RESEARCH ARTICLE
Treatment-Emergent Mutations and Resistance in HIV-Infected Children Treated with Fosamprenavir-Containing Antiretroviral Regimens
Lisa L Ross*, 1, Mark F Cotton 2, Haseena Cassim 3, Eugeny Voronin 4, Naomi Givens 5, Jorg Sievers 5, Katharine Y Cheng 5, For the APV29005 & APV20002 Pediatric Study Groups
Article Information
Identifiers and Pagination:
Year: 2015Volume: 9
First Page: 38
Last Page: 44
Publisher ID: TOAIDJ-9-38
DOI: 10.2174/1874613601509010038
Article History:
Received Date: 19/12/2014Revision Received Date: 23/3/2015
Acceptance Date: 27/3/2015
Electronic publication date: 15/5/2015
Collection year: 2015

open-access license: This is an open access article licensed under the terms of the Creative Commons Attribution Non-Commercial License (http://creativecommons.org/licenses/by-nc/3.0/) which permits unrestricted, non-commercial use, distribution and reproduction in any medium, provided the work is properly cited.
Abstract
Treatment-emergent mutations and drug resistance were analyzed in virus from HIV-infected children meeting virologic failure (VF) criteria over 48 weeks following treatment with unboosted fosamprenavir or fosamprenavir/ritonavir-containing regimens in studies APV20002 and APV29005. Both antiretroviral therapy (ART)-naïve and ART-experienced patients were enrolled. Patients met VF criteria by either failing to suppress HIV-RNA to <400 copies/mL through week 24 or after confirmed viral rebound (≥400 copies/mL) anytime through week 48. Viral isolates were analyzed for treatment-emergent mutations or reduced drug susceptibility. Through week 48, 25/109 (23%) of APV29005 and 9/54 (17%) APV20002 study patients met VF. VF was more common in ART-experienced patients (68% and 78%, respectively). Major or minor treatment-emergent mutations were detected at VF in virus from 3 patients receiving unboosted fosamprenavir-containing regimens and in virus from 10 patients receiving fosamprenavir/ritonavir-containing regimens across the two studies. Major protease inhibitor mutations and the reverse transcriptase mutation M184V were detected at VF in virus from 4 and 5 patients, respectively, across both studies. Reduced drug susceptibility to any drug emerged in virus from 9 patients at VF, although reduced fosamprenavir susceptibility emerged in virus from only 4 patients (2 ART-naïve and 2 ART-experienced). No cross-resistance to the protease inhibitor darunavir was observed.
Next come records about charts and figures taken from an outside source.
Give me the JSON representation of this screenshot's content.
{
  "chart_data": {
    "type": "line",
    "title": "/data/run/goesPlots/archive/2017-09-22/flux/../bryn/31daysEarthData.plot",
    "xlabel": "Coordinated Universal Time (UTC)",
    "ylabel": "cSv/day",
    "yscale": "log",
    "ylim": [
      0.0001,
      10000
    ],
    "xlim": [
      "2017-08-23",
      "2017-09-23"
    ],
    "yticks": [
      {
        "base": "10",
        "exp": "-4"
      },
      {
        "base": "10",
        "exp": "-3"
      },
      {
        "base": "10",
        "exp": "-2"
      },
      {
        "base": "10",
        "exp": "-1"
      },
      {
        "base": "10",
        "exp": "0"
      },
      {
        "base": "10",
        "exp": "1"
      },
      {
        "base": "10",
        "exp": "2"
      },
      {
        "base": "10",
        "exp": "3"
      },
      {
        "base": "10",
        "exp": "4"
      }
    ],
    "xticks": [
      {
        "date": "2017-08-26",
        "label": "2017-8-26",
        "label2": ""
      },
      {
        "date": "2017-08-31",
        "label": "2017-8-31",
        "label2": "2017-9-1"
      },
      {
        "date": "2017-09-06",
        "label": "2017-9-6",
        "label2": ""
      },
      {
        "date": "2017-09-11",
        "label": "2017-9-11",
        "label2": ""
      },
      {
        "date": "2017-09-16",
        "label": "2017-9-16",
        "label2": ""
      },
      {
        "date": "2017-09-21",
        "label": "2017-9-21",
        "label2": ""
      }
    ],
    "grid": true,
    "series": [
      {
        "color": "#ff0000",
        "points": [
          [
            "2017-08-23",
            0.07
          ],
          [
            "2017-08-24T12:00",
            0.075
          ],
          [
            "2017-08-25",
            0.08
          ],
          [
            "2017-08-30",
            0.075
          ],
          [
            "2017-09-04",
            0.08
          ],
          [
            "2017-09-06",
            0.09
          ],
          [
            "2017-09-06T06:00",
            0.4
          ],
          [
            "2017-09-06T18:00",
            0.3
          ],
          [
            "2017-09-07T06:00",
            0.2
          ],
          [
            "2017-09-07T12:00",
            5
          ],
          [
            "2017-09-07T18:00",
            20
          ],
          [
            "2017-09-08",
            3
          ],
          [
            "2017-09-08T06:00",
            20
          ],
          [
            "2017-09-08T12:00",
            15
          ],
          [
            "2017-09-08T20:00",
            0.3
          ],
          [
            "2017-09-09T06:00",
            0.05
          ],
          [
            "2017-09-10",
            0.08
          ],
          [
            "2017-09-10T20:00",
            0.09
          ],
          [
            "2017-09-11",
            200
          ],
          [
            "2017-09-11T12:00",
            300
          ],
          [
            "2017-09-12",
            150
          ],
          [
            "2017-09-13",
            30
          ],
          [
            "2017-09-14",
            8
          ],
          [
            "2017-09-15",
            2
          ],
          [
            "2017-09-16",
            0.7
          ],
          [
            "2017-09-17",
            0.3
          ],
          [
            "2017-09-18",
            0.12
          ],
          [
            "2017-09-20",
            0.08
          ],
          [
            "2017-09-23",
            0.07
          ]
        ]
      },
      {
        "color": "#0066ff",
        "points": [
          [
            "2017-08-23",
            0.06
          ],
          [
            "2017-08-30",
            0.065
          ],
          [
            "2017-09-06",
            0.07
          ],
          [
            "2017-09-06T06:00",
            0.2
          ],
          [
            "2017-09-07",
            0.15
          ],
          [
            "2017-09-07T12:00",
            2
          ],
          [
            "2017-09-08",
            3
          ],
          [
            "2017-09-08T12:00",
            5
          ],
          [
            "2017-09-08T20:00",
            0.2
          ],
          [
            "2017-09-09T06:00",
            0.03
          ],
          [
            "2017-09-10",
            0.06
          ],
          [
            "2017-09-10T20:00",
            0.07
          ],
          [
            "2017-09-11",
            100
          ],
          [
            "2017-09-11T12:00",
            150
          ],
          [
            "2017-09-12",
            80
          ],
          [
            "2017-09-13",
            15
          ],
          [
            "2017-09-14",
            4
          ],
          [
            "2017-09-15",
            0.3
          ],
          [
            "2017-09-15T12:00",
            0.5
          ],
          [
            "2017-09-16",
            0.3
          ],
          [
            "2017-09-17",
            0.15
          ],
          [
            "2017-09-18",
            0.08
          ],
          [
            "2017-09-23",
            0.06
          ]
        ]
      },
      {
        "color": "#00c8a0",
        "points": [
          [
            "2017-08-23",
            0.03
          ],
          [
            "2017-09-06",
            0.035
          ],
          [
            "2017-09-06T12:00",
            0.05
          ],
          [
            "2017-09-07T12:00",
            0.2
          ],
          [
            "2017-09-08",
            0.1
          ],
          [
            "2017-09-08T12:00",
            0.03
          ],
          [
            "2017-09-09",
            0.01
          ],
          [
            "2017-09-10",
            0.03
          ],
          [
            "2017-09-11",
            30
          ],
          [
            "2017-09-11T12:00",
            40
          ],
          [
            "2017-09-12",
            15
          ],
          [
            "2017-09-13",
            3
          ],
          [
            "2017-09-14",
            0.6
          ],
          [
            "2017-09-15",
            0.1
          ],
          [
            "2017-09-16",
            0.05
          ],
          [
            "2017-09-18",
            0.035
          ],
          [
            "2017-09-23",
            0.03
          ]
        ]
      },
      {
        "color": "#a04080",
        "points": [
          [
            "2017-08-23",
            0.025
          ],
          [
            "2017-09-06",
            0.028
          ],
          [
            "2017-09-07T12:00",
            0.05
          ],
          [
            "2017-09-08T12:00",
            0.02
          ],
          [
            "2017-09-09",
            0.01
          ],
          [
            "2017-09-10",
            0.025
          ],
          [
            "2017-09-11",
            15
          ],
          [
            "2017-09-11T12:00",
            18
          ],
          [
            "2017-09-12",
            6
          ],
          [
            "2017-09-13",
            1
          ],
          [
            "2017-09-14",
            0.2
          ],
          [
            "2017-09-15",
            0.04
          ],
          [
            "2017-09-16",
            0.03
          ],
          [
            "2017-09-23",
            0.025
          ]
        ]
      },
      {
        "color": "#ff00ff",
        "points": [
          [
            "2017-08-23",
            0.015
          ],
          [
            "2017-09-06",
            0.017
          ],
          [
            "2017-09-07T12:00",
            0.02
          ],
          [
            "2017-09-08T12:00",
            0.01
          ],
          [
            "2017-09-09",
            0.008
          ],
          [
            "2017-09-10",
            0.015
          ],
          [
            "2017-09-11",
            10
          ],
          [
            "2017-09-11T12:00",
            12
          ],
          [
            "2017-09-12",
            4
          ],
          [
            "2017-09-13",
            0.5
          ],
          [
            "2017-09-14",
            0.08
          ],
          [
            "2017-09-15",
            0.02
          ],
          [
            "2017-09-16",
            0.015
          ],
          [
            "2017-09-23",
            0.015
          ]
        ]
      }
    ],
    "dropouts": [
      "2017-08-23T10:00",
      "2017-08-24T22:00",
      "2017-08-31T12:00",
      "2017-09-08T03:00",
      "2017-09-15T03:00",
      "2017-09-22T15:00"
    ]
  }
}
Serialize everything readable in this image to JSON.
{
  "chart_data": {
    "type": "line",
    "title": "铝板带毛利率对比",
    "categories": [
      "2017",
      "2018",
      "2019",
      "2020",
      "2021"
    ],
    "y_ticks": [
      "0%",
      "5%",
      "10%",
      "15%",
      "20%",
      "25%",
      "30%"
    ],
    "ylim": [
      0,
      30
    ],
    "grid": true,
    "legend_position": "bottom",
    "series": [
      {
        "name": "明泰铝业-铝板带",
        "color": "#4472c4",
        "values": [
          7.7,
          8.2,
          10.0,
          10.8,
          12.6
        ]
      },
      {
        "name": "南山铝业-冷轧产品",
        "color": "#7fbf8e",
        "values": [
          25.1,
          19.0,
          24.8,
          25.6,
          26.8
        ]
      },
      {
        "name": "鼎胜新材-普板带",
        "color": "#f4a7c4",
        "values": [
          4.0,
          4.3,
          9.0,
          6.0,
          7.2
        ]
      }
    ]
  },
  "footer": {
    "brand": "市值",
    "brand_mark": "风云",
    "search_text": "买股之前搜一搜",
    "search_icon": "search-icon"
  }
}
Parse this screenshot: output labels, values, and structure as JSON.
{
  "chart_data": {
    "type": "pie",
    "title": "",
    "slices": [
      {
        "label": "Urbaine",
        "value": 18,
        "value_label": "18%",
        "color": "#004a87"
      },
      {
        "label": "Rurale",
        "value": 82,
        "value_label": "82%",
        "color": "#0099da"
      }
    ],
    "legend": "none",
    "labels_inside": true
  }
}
In conclusion, given the high proportion of ART-experienced children (71%) in these two studies, the overall incidence of children meeting VF criteria through 48 weeks was relatively low (21%) and development of fosamprenavir reduced drug susceptibility at VF was uncommon, further supporting the use of fosamprenavir-containing ART regimens in HIV-infected children.